A este propósito vale a pena lançar mão de um dos manuais da nova disciplina de Literatura Portuguesa do ensino secundário, que transcreve excertos de “Peregrinação”, de Fernão Mendes Pinto, e que nos pode guiar para a releitura integral da obra.
Aí, o narrador refere que António de Faria, depois de ter mandado proceder ao apresamento de uma embarcação de chins e comido, juntamente com os companheiros portugueses, o jantar que estava preparado para os autóctones, dialogou com um menino a quem fez perguntas sobre a propriedade, origem e objetivo da embarcação apresada e se propôs tratar aquele menino como filho e a quem sugeriu a receção do baptismo cristão.
Transcrevo, com adaptações de sintaxe e de ortografia as respostas prontas do interlocutor, pelo que elas revelam de ideais do verdadeiro humanismo em pleno século XVI, que assentam que nem uma luva nas dualidades moralizantes das gentes do 3.º milénio:
A embarcação ‘era do sem ventura de meu pai, a quem caiu em sorte e triste desventura, tomardes-lhe vós em menos de uma hora o que ele ganhou em mais de trinta anos’; provinda de Quomão, vinha abastecer-se de água e ia vender aos juncos de Sião.

E prosseguiu, na resposta à promessa de bom tratamento:
“Não cuides de mim (…) que sou tão parvo que possa cuidar, de ti, que, roubando-me meu pai, me hajas a mim de tratar como teu filho” (…), pois, com ele “antes quero morrer naquele mato, onde o vejo estar chorando por mim, que viver entre gente tão má como vós”.

Ao ser repreendido, reagiu, explicando porque falou deste modo:
“Porque vos vi louvar a Deus com os beiços untados, como homens a quem basta arreganhar os dentes ao céu sem satisfazer o que têm roubado; pois entendei que o Senhor da mão poderosa não nos obriga tanto a bulir com os beiços, quanto nos proíbe de tomar o alheio, quanto mais roubar e matar, que são dois pecados tão graves, que, depois de mortos, conhecereis o rigoroso castigo da sua divina justiça”.

E replicou, quando lhe explicaram o que era ser cristão:
“Bendita seja, Senhor, a tua paciência, que sofre por haver na terra gente que fale tão bem e use tão pouco da tua lei, como estes miseráveis e cegos, que cuidam que furtar e pregar te pode satisfazer como aos príncipes tiranos que reinam na terra”.

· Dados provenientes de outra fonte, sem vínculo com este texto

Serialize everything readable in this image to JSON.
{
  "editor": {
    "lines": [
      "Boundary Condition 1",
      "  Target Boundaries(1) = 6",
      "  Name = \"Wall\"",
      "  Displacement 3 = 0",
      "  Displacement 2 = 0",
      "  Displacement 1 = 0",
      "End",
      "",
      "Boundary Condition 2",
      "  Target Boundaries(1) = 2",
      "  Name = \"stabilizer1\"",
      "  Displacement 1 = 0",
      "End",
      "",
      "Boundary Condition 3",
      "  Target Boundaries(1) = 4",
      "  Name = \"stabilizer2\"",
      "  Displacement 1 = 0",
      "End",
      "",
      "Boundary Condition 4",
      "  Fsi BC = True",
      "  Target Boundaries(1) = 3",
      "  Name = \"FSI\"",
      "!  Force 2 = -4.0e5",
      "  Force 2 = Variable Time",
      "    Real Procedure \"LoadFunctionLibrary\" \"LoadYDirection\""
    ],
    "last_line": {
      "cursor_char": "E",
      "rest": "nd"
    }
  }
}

Não importa indagar se o episódio relatado é verídico, se Mendes Pinto visava a crítica aos aventureiros portugueses ou se era a mera expressão de uma corrente de opinião contrária à apologética da expansão de Portugal no Oriente e de sua onda missionária. O certo é atentar no âmago das ideias na era de Quinhentos, gravadas naquele papel seiscentista (edição de 1614), e perceber em que sentido ia a secularização nos séculos do classicismo dos países cristãos e os rumos que ela toma nos dias de hoje, advertindo para o que ensina o apóstolo Pedro:
“Deus não faz aceção de pessoas, mas em qualquer nação, aquele que O teme e pratica a justiça é-Lhe agradável” (At 10,34-35).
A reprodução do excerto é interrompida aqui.